The second major issue with ordering we have to be aware of is a thread could write a variable and then, if it reads it shortly after, could see the value in its store buffer which may be older than the latest value in the cache sub-system.  This is never an issue for algorithms following the Single Writer Principle.  The store buffer also allows a load instruction to get ahead of an older store and is thus an issue for the likes of the Dekker and Peterson lock algorithms.  To overcome these issues, the thread must not let a sequential consistent load get ahead of the sequentially consistent store of the value in the local store buffer.  This can be achieved by issuing a fence instruction.  The write of a volatile variable in Java, in addition to never being register allocated, is accompanied by a full fence instruction.  This fence instruction on x86 has a significant performance impact by preventing progress on the issuing thread until the store buffer is drained.  Fences on other processors can have more efficient implementations that simply put a marker in the store buffer for the search boundary, e.g. the Azul Vega does this.

If you want to ensure memory ordering across Java threads when following the Single Writer Principle, and avoid the store fence, it is possible by using the j.u.c.Atomic(Int|Long|Reference).lazySet() method, as opposed to setting a volatile variable.

The Fallacy

Returning to the fallacy of "flushing the cache" as part of a concurrent algorithm.  I think we can safely say that we never "flush" the CPU cache within our user space programs.  I believe the source of this fallacy is the need to flush, mark or drain to a point, the store buffer for some classes of concurrent algorithms so the latest value can be observed on a subsequent load operation.  For this we require a memory ordering fence and not a cache flush.

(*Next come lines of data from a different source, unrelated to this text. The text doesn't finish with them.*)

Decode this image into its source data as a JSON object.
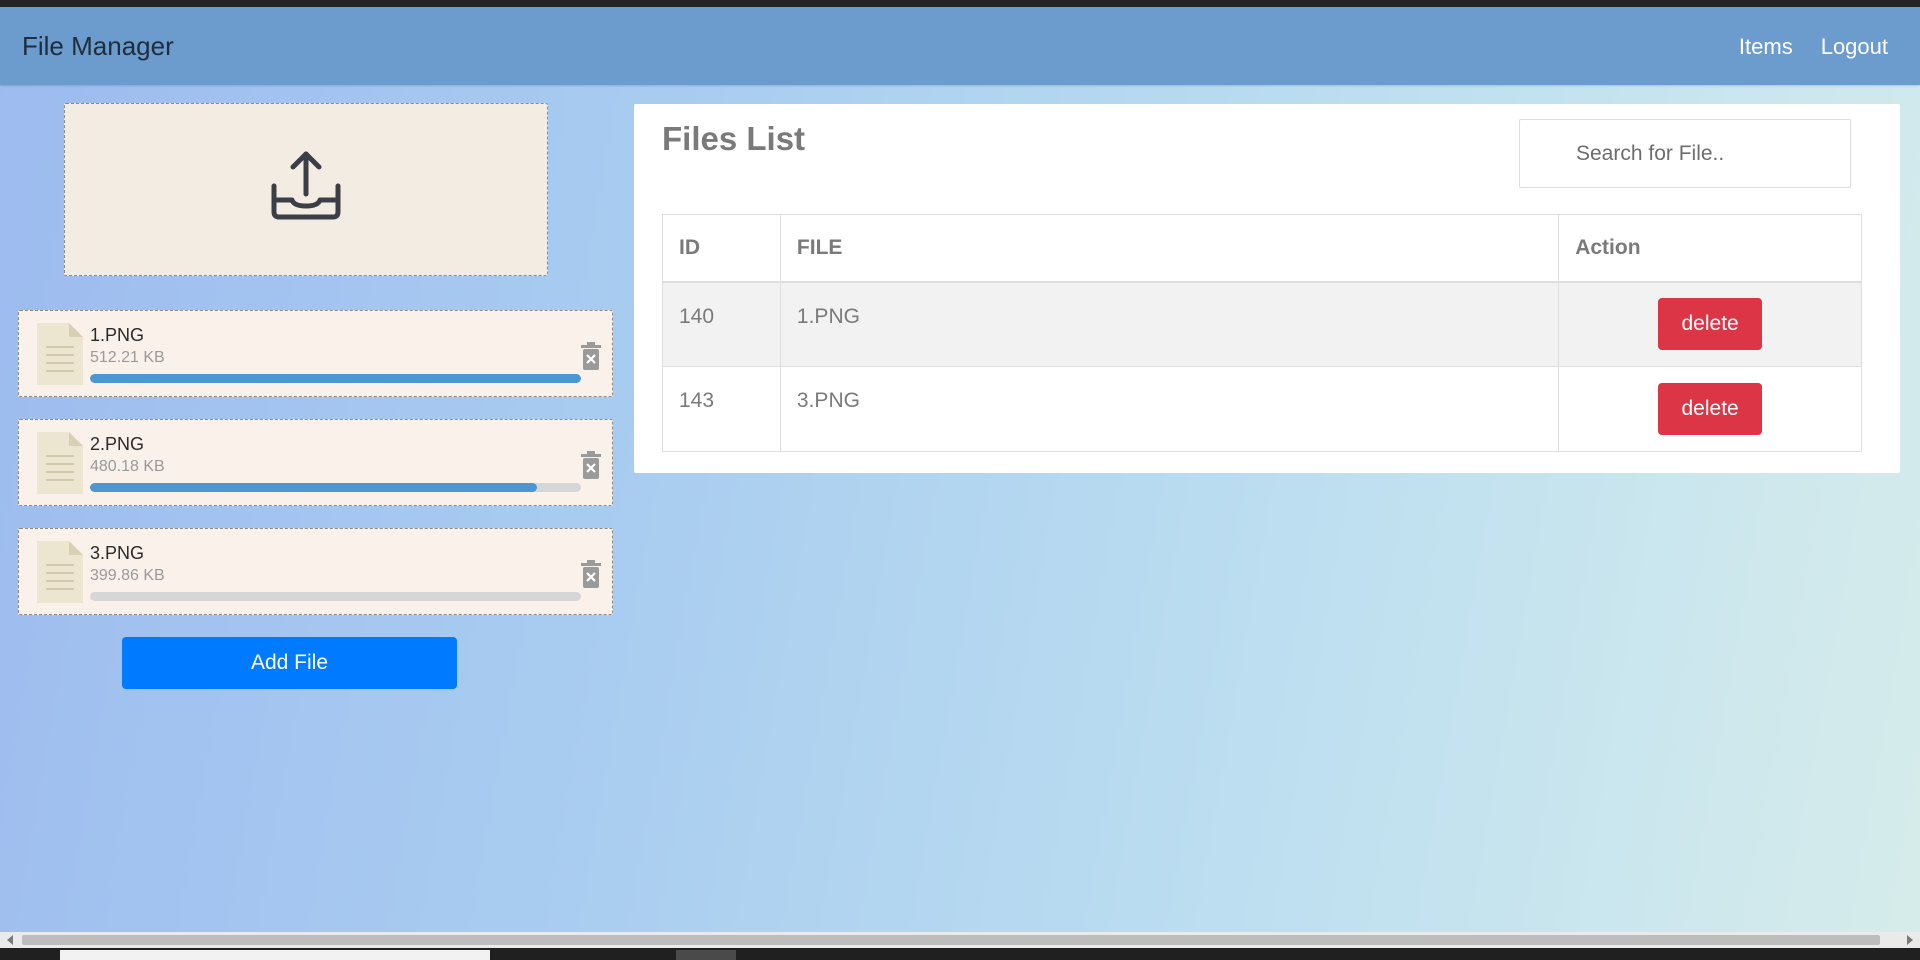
{
  "app": {
    "brand": "File Manager",
    "nav": [
      {
        "label": "Items"
      },
      {
        "label": "Logout"
      }
    ]
  },
  "upload": {
    "dropzone_icon": "upload-tray-icon",
    "items": [
      {
        "name": "1.PNG",
        "size": "512.21 KB",
        "progress": 1.0,
        "icon": "document-icon",
        "remove_icon": "trash-icon"
      },
      {
        "name": "2.PNG",
        "size": "480.18 KB",
        "progress": 0.91,
        "icon": "document-icon",
        "remove_icon": "trash-icon"
      },
      {
        "name": "3.PNG",
        "size": "399.86 KB",
        "progress": 0.0,
        "icon": "document-icon",
        "remove_icon": "trash-icon"
      }
    ],
    "add_label": "Add File"
  },
  "files_panel": {
    "title": "Files List",
    "search_placeholder": "Search for File..",
    "columns": [
      "ID",
      "FILE",
      "Action"
    ],
    "rows": [
      {
        "id": "140",
        "file": "1.PNG",
        "action": "delete"
      },
      {
        "id": "143",
        "file": "3.PNG",
        "action": "delete"
      }
    ]
  },
  "colors": {
    "navbar": "#6b9ccd",
    "primary": "#007bff",
    "danger": "#dc3545",
    "progress": "#4a97d3"
  }
}
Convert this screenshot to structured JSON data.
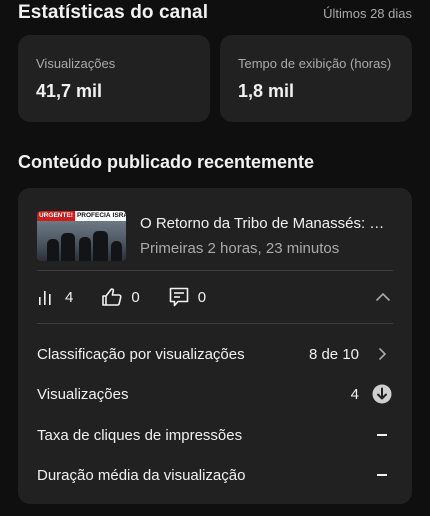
{
  "channel_stats": {
    "title": "Estatísticas do canal",
    "period": "Últimos 28 dias",
    "cards": [
      {
        "label": "Visualizações",
        "value": "41,7 mil"
      },
      {
        "label": "Tempo de exibição (horas)",
        "value": "1,8 mil"
      }
    ]
  },
  "recent": {
    "title": "Conteúdo publicado recentemente",
    "video": {
      "thumbnail_text": [
        "URGENTE!",
        "PROFECIA",
        "ISRAEL"
      ],
      "title": "O Retorno da Tribo de Manassés: Profecia",
      "subtitle": "Primeiras 2 horas, 23 minutos"
    },
    "metrics": [
      {
        "icon": "bar-chart-icon",
        "count": "4"
      },
      {
        "icon": "thumbs-up-icon",
        "count": "0"
      },
      {
        "icon": "comment-icon",
        "count": "0"
      }
    ],
    "details": [
      {
        "label": "Classificação por visualizações",
        "value": "8 de 10",
        "icon": "chevron-right-icon"
      },
      {
        "label": "Visualizações",
        "value": "4",
        "icon": "arrow-down-circle-icon"
      },
      {
        "label": "Taxa de cliques de impressões",
        "value": "",
        "icon": "dash-icon"
      },
      {
        "label": "Duração média da visualização",
        "value": "",
        "icon": "dash-icon"
      }
    ]
  },
  "colors": {
    "background": "#0f0f0f",
    "card": "#212121",
    "text_primary": "#f1f1f1",
    "text_secondary": "#aaaaaa",
    "urgent_red": "#d11a1a"
  }
}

Another possible source of this fallacy is that L1 caches, or the TLB, may need to be flushed based on address indexing policy on a context switch.  ARM, previous to ARMv6, did not use address space tags on TLB entries thus requiring the whole L1 cache to be flushed on a context switch.  Many processors require the L1 instruction cache to be flushed for similar reasons, in many cases this is simply because instruction caches are not required to be kept coherent. The bottom line is, context switching is expensive and a bit off topic, so in addition to the cache pollution of the L2, a context switch can also cause the TLB and/or L1 caches to require a flush.  Intel x86 processors require only a TLB flush on context switch.